Mindfulness techniques — including reaching out with compassion, being judgment free, and stopping to reflect upon one’s thoughts, actions, and reactions — enable teachers to become more aware of their biases and understand the role those predispositions have upon their interactions with students. Then they can introduce strategies to reduce bias in the classroom.

“We know from the research that teacher bias can lead to treating individual students differently, based on their backgrounds or ethnicity,” said Stephanie Sebolt, assistant professor of education, who has developed the course and will be teaching it for the first time this spring. “Mindfulness and reflection can help foster a positive learning environment for all students and can help build strong relationships with all students.”  

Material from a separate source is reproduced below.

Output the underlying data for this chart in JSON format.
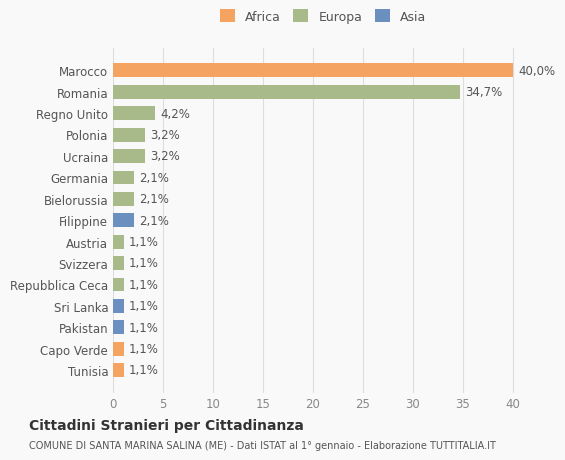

Think of a challenge that a teacher may encounter in the classroom, such as disruptive behavior from a student. Sebolt’s course will equip the teacher to pause, reflect on context for the behavior, and react in a more positive, holistic way than resorting to quick anger or frustration. 

“This course is meant to help educators see and also manage challenges, and gain strategies so that all of their students can thrive as individuals and as contributing members of society,” Sebolt said. 

Stephanie Sebolt (left), assistant professor of education, and Tynisha Willingham (right), dean of the College of Education

And with teachers bringing these strategies both to their practice and into their curriculum, the benefit of mindful and bias-aware interactions will extend through students’ own individual relationships. 

“The College of Education not only prepares the next cadre of teachers but also develops education professionals who are committed to contributing to local and global educational equity and social change,” said Tynisha Willingham, the new dean of the College of Education, who started her position at MBU this summer. “Our programs underscore our dedication to addressing education issues regionally and nationally to ensure equitable educational opportunities for all learners. It is our responsibility to create learning experiences that encourage us to explore the meaning, purpose, and significance of education in diverse community contexts.”

With expertise in literacy practices in diverse settings and community engaged learning, Willingham will deliver a keynote presentation and strategies on educational equity for the upcoming virtual conference Moving Forward with Serenity: Weaving Social Emotional Learning and Content on September 30–October 1, hosted by The Region One Education Service Center of South Texas.